February 27, 2013

Community Ambassador wonders why more people don’t take advantage of free tech classes

Print

By Karen Barton/For CU-CitizenAccess.org

CU-CitizenAccess worked with faculty from the Graduate School of Library and Information Science to secure a grant from the state that offers skills training to help participants secure jobs. The money was used to place community ambassadors in public computer labs to offer computer literacy training and workshops to underserved populations from the Urbana Free Library, Salt and Light Food Pantry and Shadow Wood Mobile Home Park as well as a public computer lab in East St. Louis. 

We've asked our local computer ambassadors to blog about their experiences.

A recent conversation with a close friend is beginning to make me wonder what the public and librarians would say if asked, “What is the role of a librarian?” My friend told me that when looking for a book, she is more likely to ask a book clerk than a librarian for book suggestions and that she only depends on librarians to tell her where a book is located. This seems to indicate that librarians either have not conversed with her about her reading interests or that she has a narrow view of the role of a librarian.
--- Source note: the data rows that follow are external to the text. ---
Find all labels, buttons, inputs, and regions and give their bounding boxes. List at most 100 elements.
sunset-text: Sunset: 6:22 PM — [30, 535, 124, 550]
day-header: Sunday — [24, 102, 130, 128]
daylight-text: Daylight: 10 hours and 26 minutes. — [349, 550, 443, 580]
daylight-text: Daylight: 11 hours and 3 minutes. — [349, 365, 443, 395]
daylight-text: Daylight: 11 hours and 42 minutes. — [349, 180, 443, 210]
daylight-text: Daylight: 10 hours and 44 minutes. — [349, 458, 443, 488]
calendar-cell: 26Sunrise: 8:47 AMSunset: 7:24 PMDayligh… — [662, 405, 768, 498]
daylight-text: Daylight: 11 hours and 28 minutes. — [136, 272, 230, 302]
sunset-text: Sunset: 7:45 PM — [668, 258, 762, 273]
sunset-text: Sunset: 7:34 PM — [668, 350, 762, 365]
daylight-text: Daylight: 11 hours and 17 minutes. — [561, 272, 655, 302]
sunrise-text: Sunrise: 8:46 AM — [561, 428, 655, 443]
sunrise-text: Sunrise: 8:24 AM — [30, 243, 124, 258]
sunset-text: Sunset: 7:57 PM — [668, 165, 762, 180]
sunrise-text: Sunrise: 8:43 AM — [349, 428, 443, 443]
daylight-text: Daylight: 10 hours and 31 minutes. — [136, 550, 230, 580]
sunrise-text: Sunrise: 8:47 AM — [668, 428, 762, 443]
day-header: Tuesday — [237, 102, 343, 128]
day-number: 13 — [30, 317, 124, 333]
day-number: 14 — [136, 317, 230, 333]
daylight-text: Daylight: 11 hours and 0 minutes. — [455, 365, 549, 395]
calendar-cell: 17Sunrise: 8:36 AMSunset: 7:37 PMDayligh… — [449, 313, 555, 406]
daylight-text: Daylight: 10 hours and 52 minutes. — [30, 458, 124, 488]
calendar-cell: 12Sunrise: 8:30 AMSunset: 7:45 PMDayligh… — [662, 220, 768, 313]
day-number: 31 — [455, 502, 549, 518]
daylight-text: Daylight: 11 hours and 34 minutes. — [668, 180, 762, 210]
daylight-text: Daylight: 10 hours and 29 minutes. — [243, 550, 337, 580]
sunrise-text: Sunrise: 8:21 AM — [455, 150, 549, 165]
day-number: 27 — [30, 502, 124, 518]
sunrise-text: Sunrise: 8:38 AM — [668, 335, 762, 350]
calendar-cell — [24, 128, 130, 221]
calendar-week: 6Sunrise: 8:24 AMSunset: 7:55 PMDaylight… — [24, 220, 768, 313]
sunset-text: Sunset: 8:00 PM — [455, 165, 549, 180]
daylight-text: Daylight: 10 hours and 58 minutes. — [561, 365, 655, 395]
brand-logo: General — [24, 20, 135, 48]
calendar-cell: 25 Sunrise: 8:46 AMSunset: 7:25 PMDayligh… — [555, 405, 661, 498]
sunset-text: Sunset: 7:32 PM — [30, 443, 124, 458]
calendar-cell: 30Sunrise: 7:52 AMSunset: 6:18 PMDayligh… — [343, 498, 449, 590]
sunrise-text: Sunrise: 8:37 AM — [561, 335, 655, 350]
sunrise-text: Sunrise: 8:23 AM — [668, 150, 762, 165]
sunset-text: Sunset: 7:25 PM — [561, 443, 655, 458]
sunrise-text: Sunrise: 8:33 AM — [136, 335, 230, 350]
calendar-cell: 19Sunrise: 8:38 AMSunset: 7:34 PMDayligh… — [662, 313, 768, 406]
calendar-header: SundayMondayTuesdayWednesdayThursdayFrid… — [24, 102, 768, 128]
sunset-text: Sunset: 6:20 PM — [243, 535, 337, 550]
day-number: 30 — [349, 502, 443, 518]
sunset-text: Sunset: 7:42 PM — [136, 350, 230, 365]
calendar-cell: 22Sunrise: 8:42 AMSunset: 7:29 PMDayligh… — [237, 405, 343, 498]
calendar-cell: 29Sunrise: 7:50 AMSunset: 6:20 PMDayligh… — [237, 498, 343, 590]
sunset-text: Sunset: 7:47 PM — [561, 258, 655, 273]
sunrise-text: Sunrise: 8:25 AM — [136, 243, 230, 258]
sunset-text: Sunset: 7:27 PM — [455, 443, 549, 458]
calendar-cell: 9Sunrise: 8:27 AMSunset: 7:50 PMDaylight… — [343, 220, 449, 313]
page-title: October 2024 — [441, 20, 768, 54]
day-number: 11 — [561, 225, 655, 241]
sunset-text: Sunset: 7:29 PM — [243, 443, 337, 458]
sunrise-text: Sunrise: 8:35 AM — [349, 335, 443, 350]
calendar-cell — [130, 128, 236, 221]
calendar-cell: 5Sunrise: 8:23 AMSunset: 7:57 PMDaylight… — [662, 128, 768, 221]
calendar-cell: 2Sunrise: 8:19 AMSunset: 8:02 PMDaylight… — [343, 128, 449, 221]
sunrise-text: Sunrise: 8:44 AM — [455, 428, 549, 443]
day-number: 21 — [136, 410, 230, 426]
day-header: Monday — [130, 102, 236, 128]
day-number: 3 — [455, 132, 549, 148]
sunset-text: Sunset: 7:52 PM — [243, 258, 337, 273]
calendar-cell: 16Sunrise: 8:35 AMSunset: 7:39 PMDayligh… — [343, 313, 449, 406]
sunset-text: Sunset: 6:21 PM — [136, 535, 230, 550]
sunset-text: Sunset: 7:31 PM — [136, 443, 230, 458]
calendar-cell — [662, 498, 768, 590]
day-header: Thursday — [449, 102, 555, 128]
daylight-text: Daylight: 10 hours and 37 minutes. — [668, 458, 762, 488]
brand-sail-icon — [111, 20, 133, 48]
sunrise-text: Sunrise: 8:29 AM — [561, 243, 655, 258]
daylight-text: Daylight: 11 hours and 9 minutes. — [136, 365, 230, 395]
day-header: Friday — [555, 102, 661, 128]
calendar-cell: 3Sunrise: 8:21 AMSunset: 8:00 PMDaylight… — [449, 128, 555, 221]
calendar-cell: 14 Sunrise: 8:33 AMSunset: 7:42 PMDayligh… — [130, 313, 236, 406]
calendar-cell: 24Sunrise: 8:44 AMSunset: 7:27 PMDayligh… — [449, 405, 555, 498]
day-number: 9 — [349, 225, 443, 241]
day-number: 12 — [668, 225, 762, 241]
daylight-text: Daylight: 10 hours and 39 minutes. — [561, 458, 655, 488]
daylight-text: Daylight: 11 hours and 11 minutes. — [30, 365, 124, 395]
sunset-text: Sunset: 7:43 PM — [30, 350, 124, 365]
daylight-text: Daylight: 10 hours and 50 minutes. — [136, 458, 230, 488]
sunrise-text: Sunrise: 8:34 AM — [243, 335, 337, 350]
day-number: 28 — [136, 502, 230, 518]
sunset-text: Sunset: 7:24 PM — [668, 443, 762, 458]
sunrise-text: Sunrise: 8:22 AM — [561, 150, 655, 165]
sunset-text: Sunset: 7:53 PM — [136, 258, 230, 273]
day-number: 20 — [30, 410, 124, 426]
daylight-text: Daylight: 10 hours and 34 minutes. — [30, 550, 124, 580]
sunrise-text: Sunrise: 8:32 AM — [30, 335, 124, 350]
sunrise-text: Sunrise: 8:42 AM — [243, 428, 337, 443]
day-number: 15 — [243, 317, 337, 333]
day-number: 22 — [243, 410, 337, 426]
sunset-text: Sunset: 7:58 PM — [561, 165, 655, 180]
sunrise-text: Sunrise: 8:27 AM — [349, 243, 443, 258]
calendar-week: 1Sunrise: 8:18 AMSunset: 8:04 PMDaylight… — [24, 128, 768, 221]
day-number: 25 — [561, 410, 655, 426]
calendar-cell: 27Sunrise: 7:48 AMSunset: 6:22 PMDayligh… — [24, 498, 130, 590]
In reality, a bookstore clerk is least likely to have taken a reference or adult literature course whereas many librarians have and they are also required to stay up-to-date on new, popular literature for collection development purposes. These points then brought me to think about how librarians may describe their role, which they may or may not believe includes technology help.

As a Community Ambassador at the Urbana Free Library and a graduate student on the path to librarianship, I feel that this idea is important to consider as one day I may find myself working beside librarians who do not understand that times have changed and that a major catalyst is technology—technology that leaves those who are on the wrong side of the digital and economic divides no choice but to come to public libraries to fill out government forms and job applications on the Internet, although they may not be skilled at using such technology. At places like the Urbana Free Library, Salt & Light ministries, and Shadow Wood mobile home park’s computer lab, this is where Community Ambassadors step in.

What puzzles me is why so many patrons are not taking advantage of the free Tech 21 classes that I offer at the library and other technology-learning opportunities. A Tech 21 regular even asked me why I think that some people don’t show up, as, in her words, the classes are “very informative.” (I definitely would not make this up just so that I sound like the best tech instructor in the world.) I did not quite have an answer. I have wondered the same and have had quite a few instances where I have helped people in the computer lab with an information need that directly relates to an upcoming class, yet they seem off-put by the idea of attending a class. For instance, I recently helped a senior who thought his email had not been sent since a copy had not been saved in his outbox. This was actually about the third time that I have helped someone with this issue. I showed him how to change his email settings to save sent messages and then sent an email with a bogus recipient to show him what a failure notice looks like. As my Email Basics class was coming up, I gave him a flyer with more details and he seemed to frown at it and then said he would think about it. What I wish to get across to some patrons is that attending classes or setting up appointments for one-on-one computer help may alleviate the need to continuously ask for help in the lab.